The sitting of Bulgaria’s Parliament scheduled for November 2 was called off because not enough MPs registered as present to provide the quorum required for proceedings to begin.
By the rules of procedure, at least 121 of the 240 MPs must register as present for there to be a quorum. November 2 saw three attempts, stretching over more than half an hour. At the first attempt, 110 registered as present, at the second, 114 and at the third, 115.
The opposition Bulgarian Socialist Party said earlier this week that its MPs would refuse to register as present until Deputy Prime Minister Valeri Simeonov resigns.
Simeonov, a co-leader of the United Patriots, the minority partner in government, has been the subject of calls for his resignation over controversial comments he made about protesting mothers of children with disabilities. He called the mothers “shrill women” and their children “supposedly ill” and accused the mothers of having political and commercial aims.

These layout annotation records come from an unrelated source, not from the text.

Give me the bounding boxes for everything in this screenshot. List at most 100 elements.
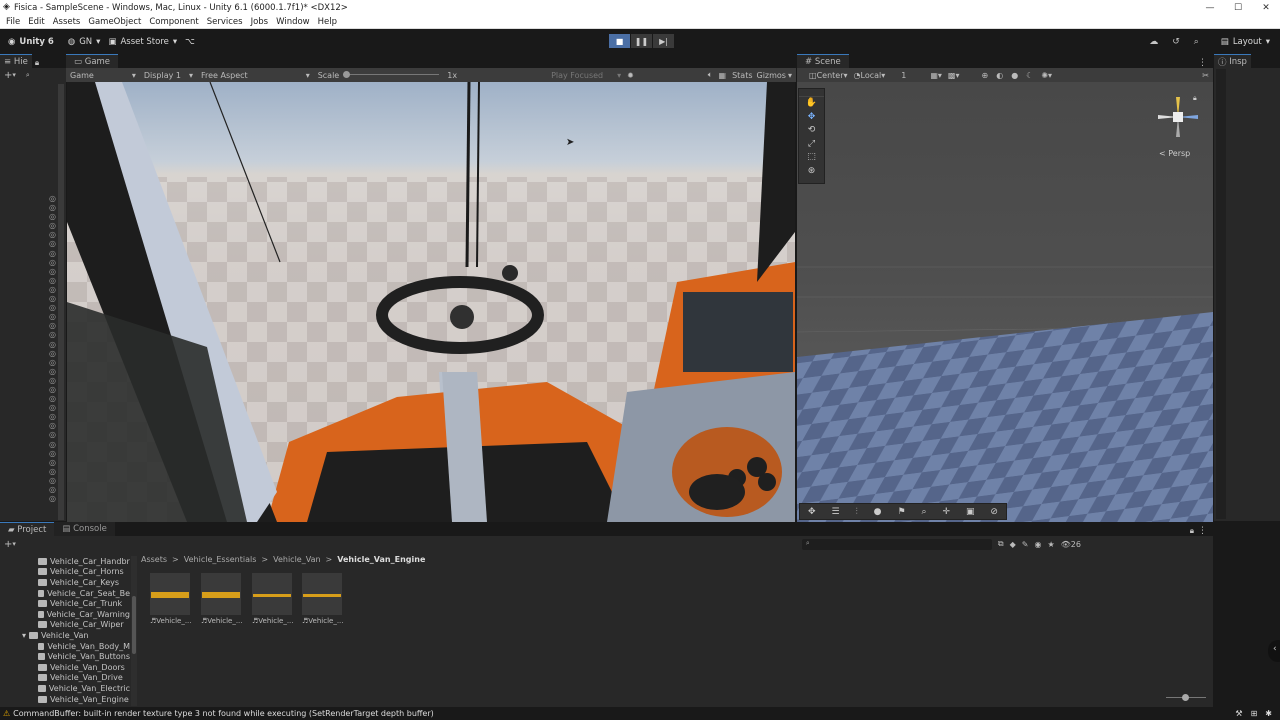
menu-services[interactable]: Services xyxy=(207,17,243,27)
folder-item[interactable]: Vehicle_Van_Doors xyxy=(20,662,130,673)
overlay-settings-icon[interactable]: ⊘ xyxy=(990,507,998,517)
menu-jobs[interactable]: Jobs xyxy=(251,17,269,27)
menu-gameobject[interactable]: GameObject xyxy=(88,17,141,27)
tab-scene[interactable]: # Scene xyxy=(797,54,849,68)
layout-dropdown[interactable]: ▤ Layout ▾ xyxy=(1221,37,1270,47)
folder-item[interactable]: Vehicle_Van_Body_M xyxy=(20,641,130,652)
filter-label-icon[interactable]: ◆ xyxy=(1010,540,1016,549)
audio-asset[interactable]: ♬Vehicle_... xyxy=(252,573,294,625)
thumbnail-size-handle[interactable] xyxy=(1182,694,1189,701)
tab-inspector[interactable]: ⓘ Insp xyxy=(1214,54,1251,68)
tree-scrollbar[interactable] xyxy=(131,556,137,706)
aspect-dropdown[interactable]: Free Aspect ▾ xyxy=(201,71,310,80)
overlay-graph-icon[interactable]: ⫶ xyxy=(855,507,857,517)
space-dropdown[interactable]: ◔Local▾ xyxy=(854,71,886,80)
audio-icon[interactable]: 🔈︎ xyxy=(708,70,713,80)
pivot-dropdown[interactable]: ◫Center▾ xyxy=(809,71,848,80)
scale-slider-handle[interactable] xyxy=(343,71,351,78)
tag-icon[interactable]: ✎ xyxy=(1022,540,1029,549)
gizmos-icon[interactable]: ✂ xyxy=(1202,71,1209,80)
overlay-search-icon[interactable]: ⌕ xyxy=(921,507,926,517)
chevron-down-icon[interactable]: ▾ xyxy=(22,631,26,640)
hierarchy-scrollbar[interactable] xyxy=(58,84,64,520)
folder-item[interactable]: Vehicle_Car_Horns xyxy=(20,567,130,578)
menu-file[interactable]: File xyxy=(6,17,20,27)
menu-help[interactable]: Help xyxy=(318,17,337,27)
stop-button[interactable]: ■ xyxy=(609,34,630,48)
breadcrumb-assets[interactable]: Assets xyxy=(141,555,167,564)
play-focused-dropdown[interactable]: Play Focused ▾ xyxy=(551,71,621,80)
breadcrumb-vehicle-van[interactable]: Vehicle_Van xyxy=(273,555,320,564)
add-icon[interactable]: + xyxy=(4,70,12,81)
project-search-input[interactable]: ⌕ xyxy=(801,538,992,550)
minimize-icon[interactable]: — xyxy=(1196,3,1224,13)
folder-item[interactable]: Vehicle_Car_Handbr xyxy=(20,556,130,567)
thumbnail-size-slider[interactable] xyxy=(1166,694,1206,701)
effects-icon[interactable]: ✺▾ xyxy=(1041,71,1052,80)
maximize-icon[interactable]: ☐ xyxy=(1224,3,1252,13)
eye-icon[interactable]: ◉ xyxy=(1034,540,1041,549)
more-options-icon[interactable]: ⋮ xyxy=(1198,58,1207,68)
tab-game[interactable]: ▭ Game xyxy=(66,54,119,68)
account-button[interactable]: ◍ GN ▾ xyxy=(68,37,101,47)
scale-tool-icon[interactable]: ⤢ xyxy=(799,138,824,152)
menu-assets[interactable]: Assets xyxy=(53,17,81,27)
scale-slider[interactable] xyxy=(343,70,440,80)
overlay-sphere-icon[interactable]: ● xyxy=(874,507,882,517)
folder-item[interactable]: Vehicle_Car_Warning xyxy=(20,609,130,620)
tab-console[interactable]: ▤ Console xyxy=(54,522,115,536)
status-message[interactable]: CommandBuffer: built-in render texture t… xyxy=(13,709,434,718)
overlay-pivot-icon[interactable]: ✛ xyxy=(942,507,950,517)
lighting-icon[interactable]: ☾ xyxy=(1026,71,1033,80)
folder-item[interactable]: ▾ Vehicle_Van xyxy=(20,630,130,641)
more-options-icon[interactable]: ⋮ xyxy=(1198,526,1207,536)
folder-item[interactable]: Vehicle_Car_Keys xyxy=(20,577,130,588)
pause-button[interactable]: ❚❚ xyxy=(631,34,652,48)
transform-tool-icon[interactable]: ⊛ xyxy=(799,165,824,179)
global-icon[interactable]: ⊕ xyxy=(982,71,989,80)
game-view[interactable]: ➤ xyxy=(67,82,795,522)
gizmos-button[interactable]: Gizmos xyxy=(757,71,786,80)
search-icon[interactable]: ⌕ xyxy=(1194,37,1199,47)
folder-item[interactable]: Vehicle_Van_Buttons xyxy=(20,651,130,662)
audio-asset[interactable]: ♬Vehicle_... xyxy=(201,573,243,625)
filter-type-icon[interactable]: ⧉ xyxy=(998,539,1004,549)
display-dropdown[interactable]: Display 1 ▾ xyxy=(144,71,193,80)
hand-tool-icon[interactable]: ✋ xyxy=(799,97,824,111)
folder-item[interactable]: Vehicle_Van_Engine xyxy=(20,694,130,705)
folder-item[interactable]: Vehicle_Car_Trunk xyxy=(20,598,130,609)
shading-wire-icon[interactable]: ◐ xyxy=(996,71,1003,80)
star-icon[interactable]: ★ xyxy=(1047,540,1054,549)
scene-view[interactable]: ✋ ✥ ⟲ ⤢ ⬚ ⊛ < Persp 🔒︎ ✥ ☰ ⫶ ● ⚑ ⌕ ✛ ▣ ⊘ xyxy=(797,82,1213,522)
folder-item[interactable]: Vehicle_Car_Seat_Be xyxy=(20,588,130,599)
shading-shaded-icon[interactable]: ● xyxy=(1011,71,1018,80)
folder-item[interactable]: Vehicle_Van_Electric xyxy=(20,683,130,694)
progress-icon[interactable]: ⚒ xyxy=(1235,709,1242,718)
history-icon[interactable]: ↺ xyxy=(1172,37,1180,47)
unity-button[interactable]: ◉ Unity 6 xyxy=(8,37,54,47)
menu-component[interactable]: Component xyxy=(149,17,198,27)
menu-window[interactable]: Window xyxy=(276,17,310,27)
lock-icon[interactable]: 🔒︎ xyxy=(1193,94,1197,103)
close-icon[interactable]: ✕ xyxy=(1252,3,1280,13)
grid-toggle-icon[interactable]: ▩▾ xyxy=(948,71,960,80)
stats-button[interactable]: Stats xyxy=(732,71,752,80)
game-mode-dropdown[interactable]: Game ▾ xyxy=(70,71,136,80)
perspective-label[interactable]: < Persp xyxy=(1159,149,1190,158)
tab-project[interactable]: ▰ Project xyxy=(0,522,55,536)
audio-asset[interactable]: ♬Vehicle_... xyxy=(302,573,344,625)
breadcrumb-vehicle-essentials[interactable]: Vehicle_Essentials xyxy=(184,555,257,564)
cloud-icon[interactable]: ☁ xyxy=(1149,37,1158,47)
overlay-move-icon[interactable]: ✥ xyxy=(808,507,816,517)
audio-asset[interactable]: ♬Vehicle_... xyxy=(150,573,192,625)
grid-icon[interactable]: ▦ xyxy=(719,71,727,80)
search-icon[interactable]: ⌕ xyxy=(26,71,30,80)
rect-tool-icon[interactable]: ⬚ xyxy=(799,151,824,165)
folder-item[interactable]: Vehicle_Car_Wiper xyxy=(20,620,130,631)
settings-gear-icon[interactable]: ✹ xyxy=(627,71,634,80)
version-control-icon[interactable]: ⌥ xyxy=(185,37,195,47)
move-tool-icon[interactable]: ✥ xyxy=(799,111,824,125)
tree-scrollbar-thumb[interactable] xyxy=(132,596,136,654)
step-button[interactable]: ▶| xyxy=(653,34,674,48)
asset-store-button[interactable]: ▣ Asset Store ▾ xyxy=(108,37,177,47)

Under pressure from coalition partners, Simeonov eventually apologised, but the protests demanding his resignation continue. He was the subject of fresh calls for his resignation this week over the State Agency for Bulgarians Abroad case, calls which he also rejected.
The Movement for Rights and Freedoms, the current Parliament’s fourth-largest party, said that it was up to the ruling majority to provide a quorum. It recalled the situation four years ago, when the MRF was part of the ill-fated “Oresharski” administration, and Boiko Borissov’s GERB party – now in government, then in opposition – frequently denied the legislature of the time a quorum.